Masalahnya, ekstesifikasi Food Estate bertolak belakang dengan komitmen pemerintah dalam menurunkan emisi gas rumah kaca hingga di angka nol (net zero emission). Pertentangan ini terjadi karena program tersebut dilaksanakan di areal eks-PLG sejuta hektare peninggalan Presiden Soeharto. Bekas proyek yang telah menjelma sebagai ‘bom karbon’ sebagaimana ditunjukkan lewat karhutla periode 1997–1998 dan 2015.
Alih-alih menghentikan proyek Food Estate dan merestorasi gambut yang sudah terdegradasi, pemerintah justru membiarkan lahan ini terbengkalai dan beralih fungsi. Pantau Gambut menemukan sebagian area yang dicadangkan sebagai lumbung pangan nasional, kini telah diakuisisi oleh PT Wira Usahatama Lestari (WUL) sebagai perkebunan sawit seluas 274,6 hektare.
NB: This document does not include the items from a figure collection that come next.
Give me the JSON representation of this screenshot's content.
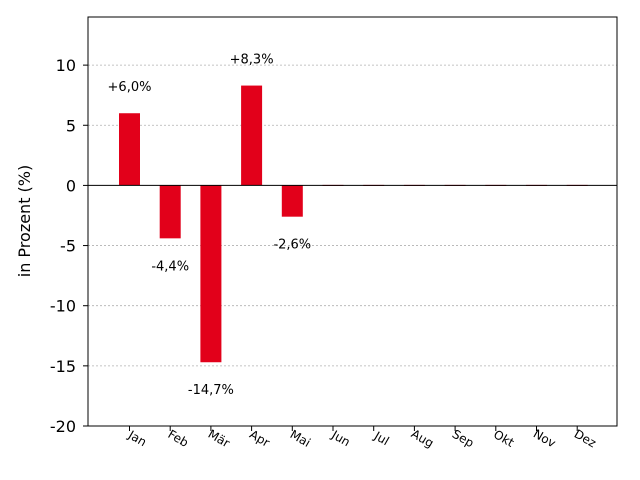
{
  "chart_data": {
    "type": "bar",
    "categories": [
      "Jan",
      "Feb",
      "Mär",
      "Apr",
      "Mai",
      "Jun",
      "Jul",
      "Aug",
      "Sep",
      "Okt",
      "Nov",
      "Dez"
    ],
    "values": [
      6.0,
      -4.4,
      -14.7,
      8.3,
      -2.6,
      0,
      0,
      0,
      0,
      0,
      0,
      0
    ],
    "data_labels": [
      "+6,0%",
      "-4,4%",
      "-14,7%",
      "+8,3%",
      "-2,6%",
      "",
      "",
      "",
      "",
      "",
      "",
      ""
    ],
    "ylabel": "in Prozent (%)",
    "yticks": [
      10,
      5,
      0,
      -5,
      -10,
      -15,
      -20
    ],
    "ytick_labels": [
      "10",
      "5",
      "0",
      "-5",
      "-10",
      "-15",
      "-20"
    ],
    "ylim": [
      -20,
      14
    ],
    "grid": "horizontal dotted",
    "bar_color": "#e2001a",
    "zero_line_color": "#000000"
  }
}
Manajer Kampanye dan Advokasi Pantau Gambut, Wahyu Perdana mempertanyakan, “Bagaimana mungkin area yang seharusnya digunakan sebagai lahan produksi pangan, justru dikuasai oleh perkebunan swasta?” Hal ini mengingat lokasi Food Estate yang menggunakan lahan berstatus Kawasan Hutan untuk Ketahanan Pangan (KHKP), seharusnya tidak dibebani oleh izin pemanfaatan kawasan hutan. Terlebih, perusahaan perkebunaan dengan izin HGU seharusnya tidak beroperasi di lokasi Food Estate dan hanya beroperasi di atas Area Penggunaan Lain (APL).
Tumpang tindih ini menunjukkan bahwa pelaksanaan proyek Food Estate berpotensi besar menjadi celah permainan mafia tanah ketimbang memperjuangan jargon ‘ketahanan pangan’ yang selama ini diserukan. Selain itu, terdapat pula 15 titik pemantauan lain yang telah dihilangkan vegetasinya dan kini hanya dibiarkan menjadi semak belukar.
Kegagalan berulang proyek Food Estate di Kalimantan Tengah ini pun tidak bisa dilepaskan dari ketidaksesuaian lahan dan pengelolaan yang buruk. Banyaknya studi kegagalan proyek terdahulu seharusnya bisa menjadi pelajaran. Namun, pemerintah seperti menolak untuk belajar dari masa lalu. Wahyu menambahkan, “Jangan sampai jargon swasembada pangan yang sejak dulu digembar-gemborkan malah berubah menjadi swanelangsa pangan.”